Walgreens, meanwhile, announced it will establish free drive-thru nasal testing in 49 states and Puerto Rico, although it was unclear how many locations will offer tests. Once the program is fully up and running, the company has a target of testing more than 50,000 people a week, according to USA Today.
The chain will “focus its efforts on improving access to testing in underserved communities, and over time will also be working with companies to provide testing to employees, to help more businesses reopen in the weeks and months ahead,” Walgreens said.

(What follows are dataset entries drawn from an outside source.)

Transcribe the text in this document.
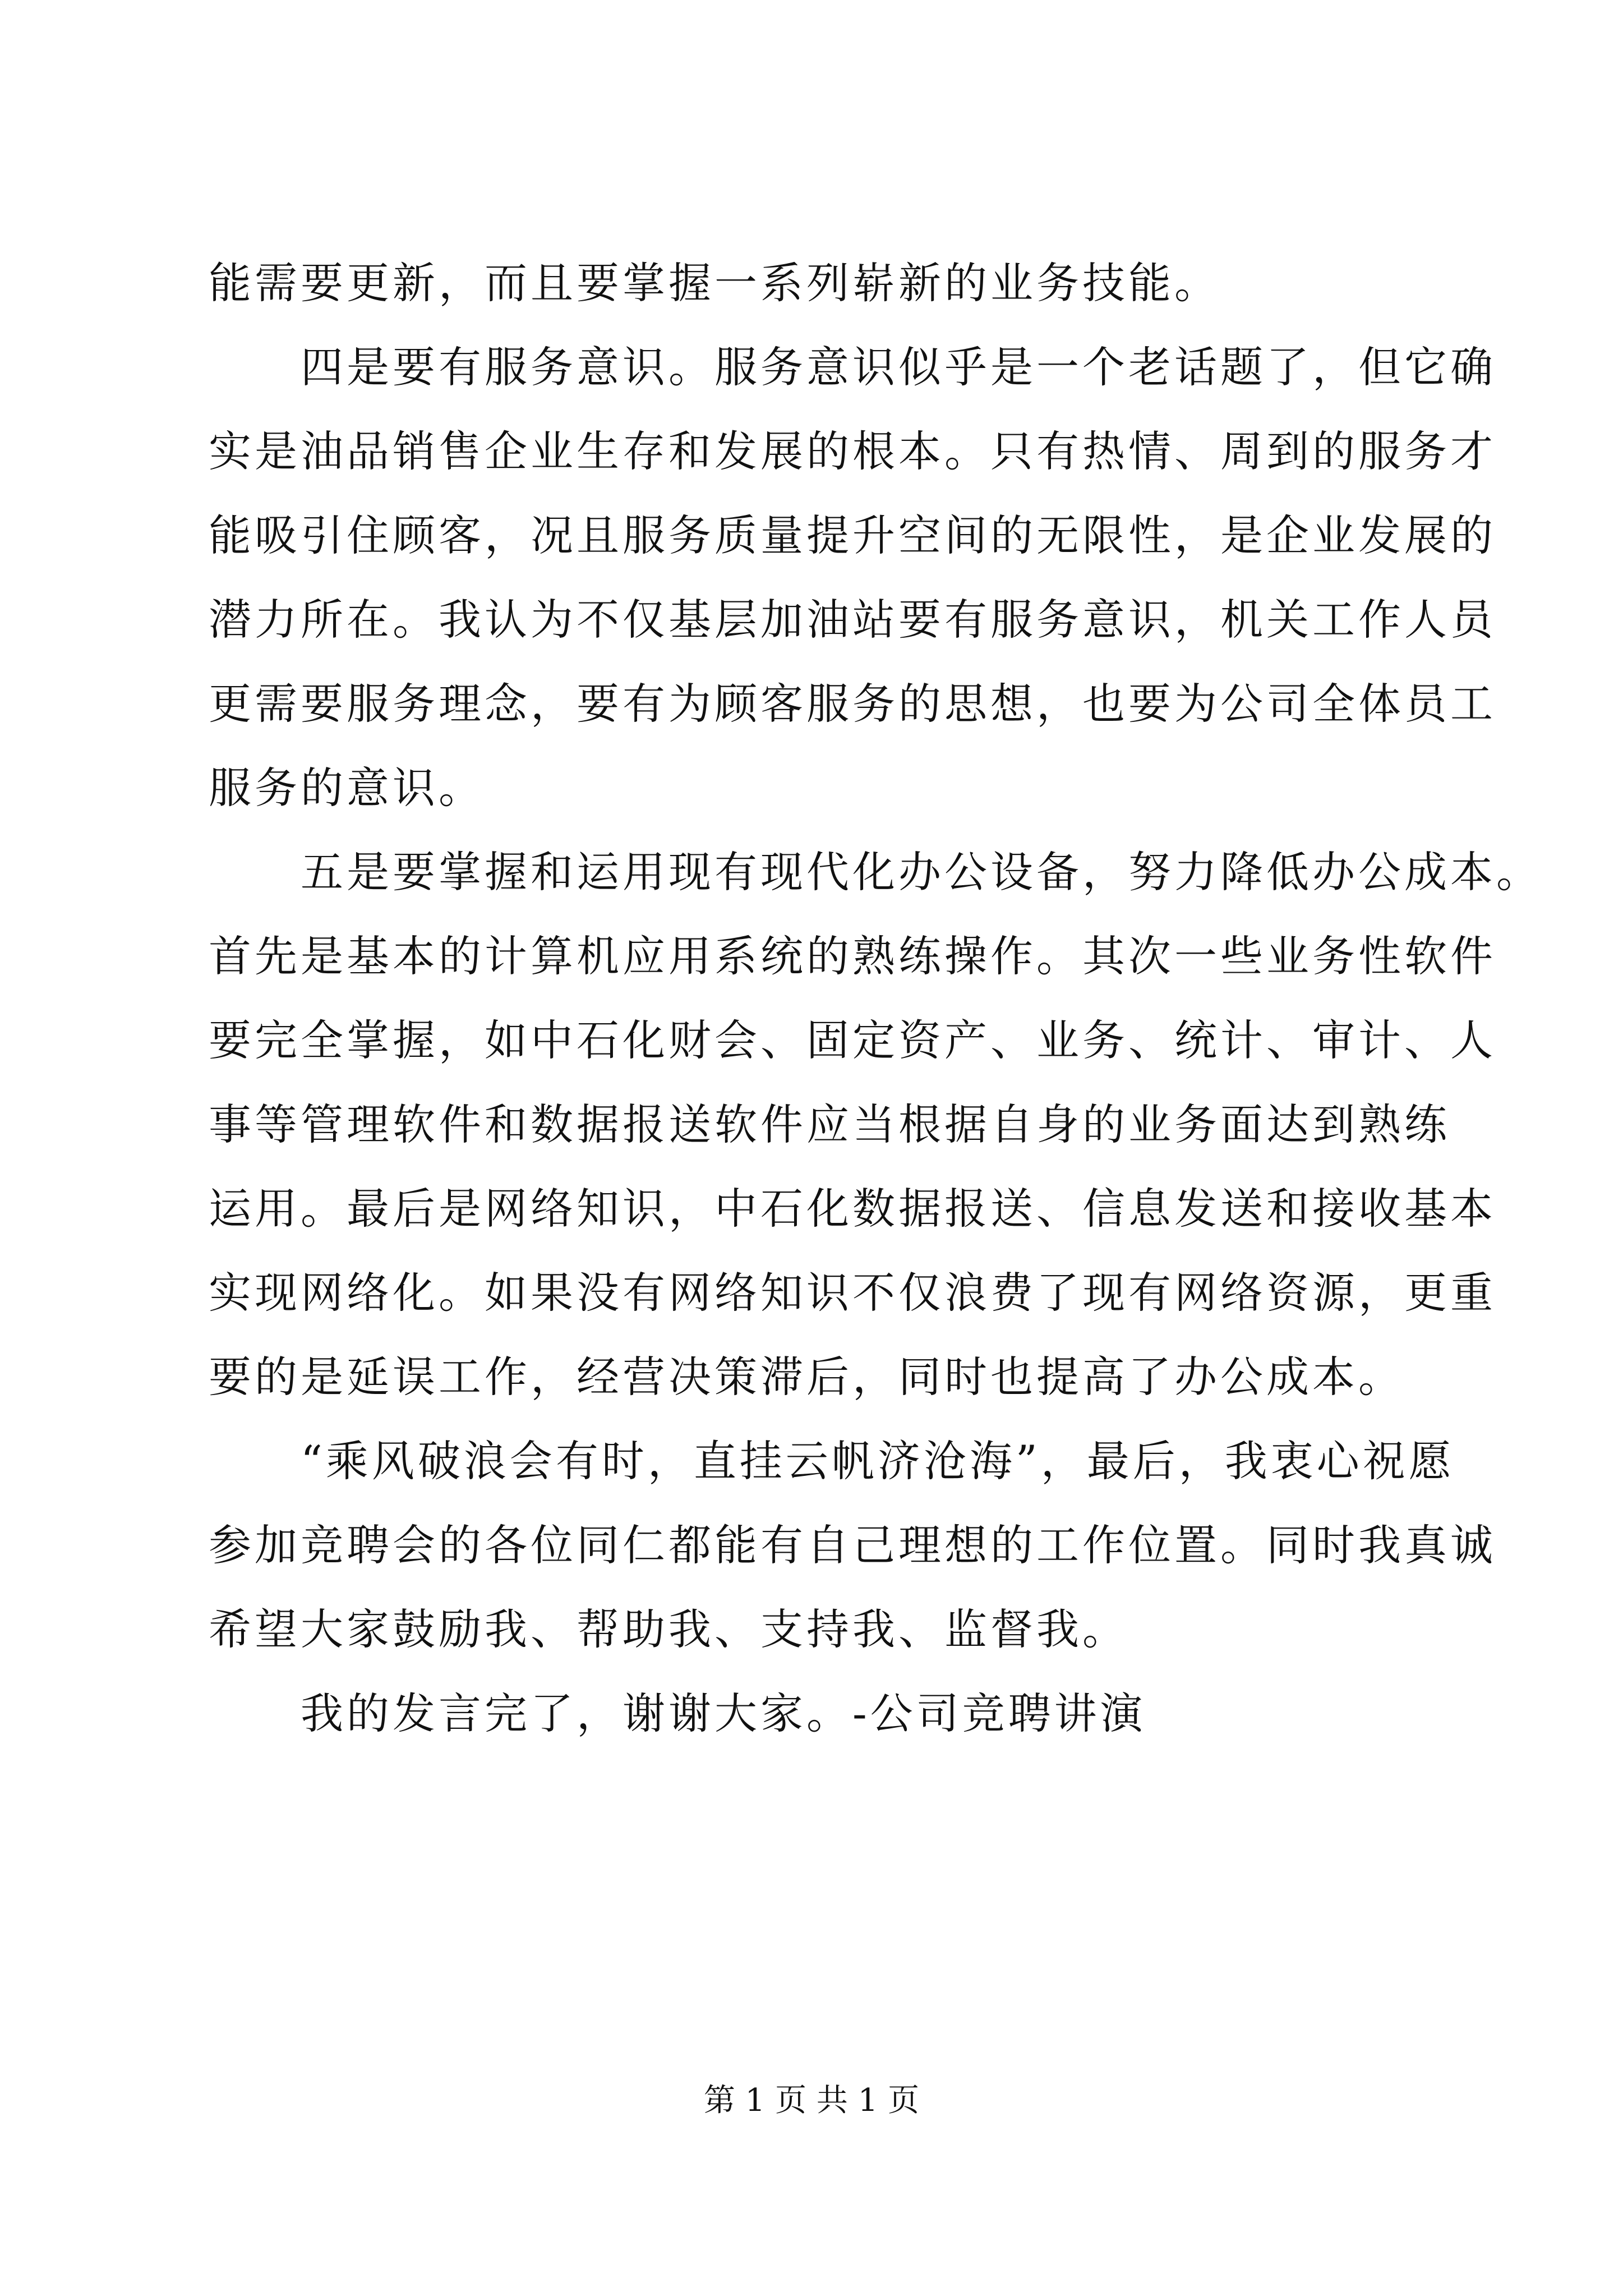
能需要更新，而且要掌握一系列崭新的业务技能。
　　四是要有服务意识。服务意识似乎是一个老话题了，但它确
实是油品销售企业生存和发展的根本。只有热情、周到的服务才
能吸引住顾客，况且服务质量提升空间的无限性，是企业发展的
潜力所在。我认为不仅基层加油站要有服务意识，机关工作人员
更需要服务理念，要有为顾客服务的思想，也要为公司全体员工
服务的意识。
　　五是要掌握和运用现有现代化办公设备，努力降低办公成本。
首先是基本的计算机应用系统的熟练操作。其次一些业务性软件
要完全掌握，如中石化财会、固定资产、业务、统计、审计、人
事等管理软件和数据报送软件应当根据自身的业务面达到熟练
运用。最后是网络知识，中石化数据报送、信息发送和接收基本
实现网络化。如果没有网络知识不仅浪费了现有网络资源，更重
要的是延误工作，经营决策滞后，同时也提高了办公成本。
　　“乘风破浪会有时，直挂云帆济沧海”，最后，我衷心祝愿
参加竞聘会的各位同仁都能有自己理想的工作位置。同时我真诚
希望大家鼓励我、帮助我、支持我、监督我。
　　我的发言完了，谢谢大家。-公司竞聘讲演
第 1 页 共 1 页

Walmart, which began opening free drive-thru test sites in mid-March, plans an expansion to more than 100 by the end of May, allowing it to test 20,000 people per week. The company said it has tested nearly 13,000 people so far, USA Today noted.
Grocery chain Kroger will also expand drive-thru testing, offering the option at 50 locations across 12 states with a goal of 100,000 tests by late May, according to the newspaper.
Deborah Birx, coordinator for the White House's coronavirus task force, called the expansion of testing the kind of innovation that would be necessary to reach adequate testing capacity.
"I think we really understood that you've got to bring the tests to the community, whether it's drive-thru, whether it's walk-thru, the community has to feel like tests are available to them," she said on Fox News's "Fox & Friends" Tuesday. "So just having it at hospitals or clinics was not going to be enough. And so, that part of this is critically important to expand community testing."